А ещё были вылазки на природу. Я была такая маленькая, и мы гуляли на поводке, и ты очень много бегал, а потом, в машине, дышал как собачка, а я очень волновалась, что нет воды, чтобы тебя попоить.
Какое странное воспоминание, - была только кола. И я ненавидела себя за то, что не подумала о тебе. Ненавидела. Гладила тебя, и ждала, пока мы доедем, чтобы дать попить. А ты очень боялся ездить на машине, и громко мяукал. А я засовывала тебя в куртку, и тогда, ты, зарывшись носом мне в кофту, засыпал, не видя мелькающих картин за окном.
Ты всегда так громко мурлыкал. Я просыпалась от этого утром, ты приходил с прогулки, залезал на кровать, сворачивался колачиком у моих ног, и громко-громко мурчал. А когда мама была рядом, я говорила, что ты, - точно как вертолет.
И мама смеялась, и я. И мы были счастливы. Ты дарил, любезно дарил нам свое нечеловеческое, неземное, безмерное тепло, наполнял наши души, лишенные прежде такого счастья как ты, - Максенька, счастьем, и вселенской любовью...
Когда покрасили пол, ты уже пропал. Этот запах краски, - я ненавижу его всем сердцем, жуткие воспоминания связаны с ним. Странно, что за неделю до этого, я вырвала у тебя клок шерсти, намазала твою подушечку лапки красной помадой, и отпечатала на бумаге. Все это я спрятала в шкатулку, но потом потеряла. А ты исчез. Как свет погас.
А помнишь, огромную рану на хвосте? Пол хвоста оттяпали... а помнишь, как я плакала, когда мы тебя лечили, делали уколы, возили в вед лечебницу? Тебе было больно. А помнишь, как отбили тебе лапки, и ты не мог ходить долго, и мы ставили миски на кровать?
А ещё ты не любил мыться... вечно мяукал, а потом отбивался, облизывался, и обижался, уходил, прятался, и не разговаривал с нами. А потом спал, и уже был довольный, сухой. И такой белый. Такой мягкий.
Господи, как же сильно я тебя любила, и люблю, хоть не чувствую тебя рядом, совсем-совсем. Должно быть, если бы ты умер, твоя душа летала бы в нашем доме? Но тебя будто и не было. Вспышка света, которая радовала и грела всех своим существованием, - а потом взяла и погасла.
Улетела, исчезла.
Как я молила бога, чтобы ты вернулся, я буквально не спала по ночам, и будила маму, и мы обходили все возможные окрестности, но тебя не было нигде. Макся...

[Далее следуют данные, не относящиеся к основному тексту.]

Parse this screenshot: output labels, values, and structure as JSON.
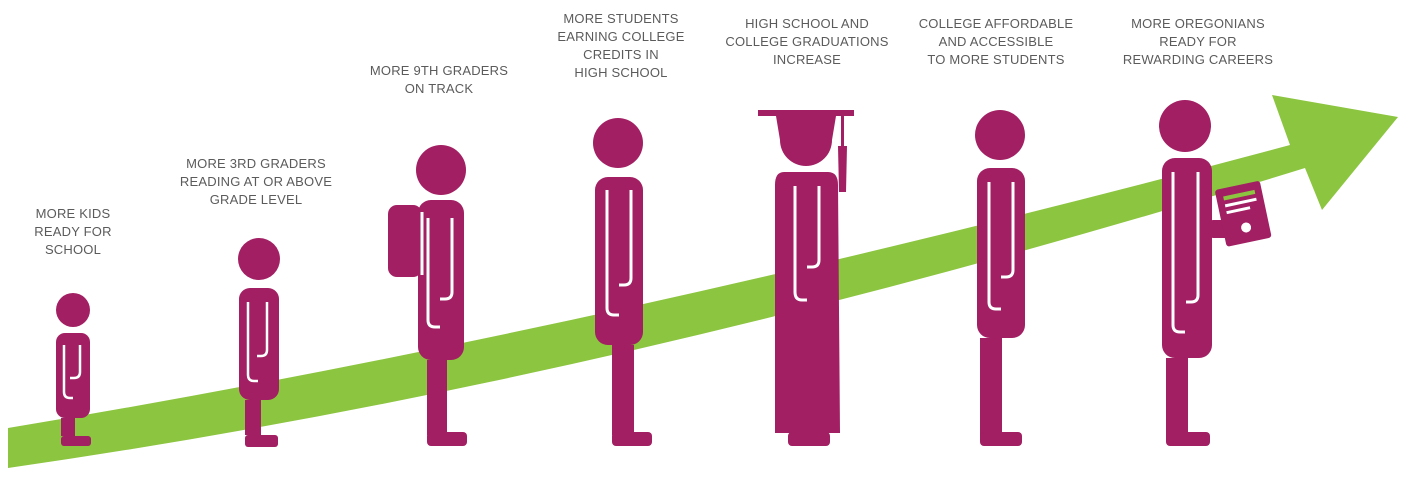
{
  "colors": {
    "arrow": "#8cc540",
    "figure": "#a11f62",
    "diploma_stripe": "#8cc540",
    "caption_text": "#5b5b5b"
  },
  "stages": [
    {
      "lines": [
        "MORE KIDS",
        "READY FOR",
        "SCHOOL"
      ],
      "icon": "small-child-icon"
    },
    {
      "lines": [
        "MORE 3RD GRADERS",
        "READING AT OR ABOVE",
        "GRADE LEVEL"
      ],
      "icon": "child-icon"
    },
    {
      "lines": [
        "MORE 9TH GRADERS",
        "ON TRACK"
      ],
      "icon": "student-with-backpack-icon"
    },
    {
      "lines": [
        "MORE STUDENTS",
        "EARNING COLLEGE",
        "CREDITS IN",
        "HIGH SCHOOL"
      ],
      "icon": "teen-student-icon"
    },
    {
      "lines": [
        "HIGH SCHOOL AND",
        "COLLEGE GRADUATIONS",
        "INCREASE"
      ],
      "icon": "graduate-icon"
    },
    {
      "lines": [
        "COLLEGE AFFORDABLE",
        "AND ACCESSIBLE",
        "TO MORE STUDENTS"
      ],
      "icon": "college-student-icon"
    },
    {
      "lines": [
        "MORE OREGONIANS",
        "READY FOR",
        "REWARDING CAREERS"
      ],
      "icon": "adult-with-diploma-icon"
    }
  ]
}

теперь я конечно, не на что не надеюсь.
Есть Баксик, который почти полная противоположность тебя, но я его тоже безмерно люблю. Сейчас ходила, обняла, поплакала в белую шубку. И когда сказала "Бакся, иди сюда", он подошел, и потерся об ноги. Понял, что мне грустно.
Как я скучаю по прикосновению твоей шерстки...

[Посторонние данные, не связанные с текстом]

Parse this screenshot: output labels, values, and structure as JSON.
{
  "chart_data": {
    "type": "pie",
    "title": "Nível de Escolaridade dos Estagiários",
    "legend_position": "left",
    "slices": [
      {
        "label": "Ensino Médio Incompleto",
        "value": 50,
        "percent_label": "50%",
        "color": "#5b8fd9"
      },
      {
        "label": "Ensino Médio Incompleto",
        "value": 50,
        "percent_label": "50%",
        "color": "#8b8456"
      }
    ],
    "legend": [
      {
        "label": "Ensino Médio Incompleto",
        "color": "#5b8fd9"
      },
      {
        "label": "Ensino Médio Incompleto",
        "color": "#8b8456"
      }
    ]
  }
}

Я верила. Слишком долго. Сходила с ума от тоски, до одурения, думала о самоубийстве. Ты был мне как... очень близкий человек. Любовь моя к тебе, была сравнима любовью к матери, клянусь.
И я потеряла тебя.
Прости меня, Максюта.
Где бы ты ни был. Жив, или мертв.
только пожалуйста, на небе, или на земле,
не скучай по нам, и будь счастлив, кот.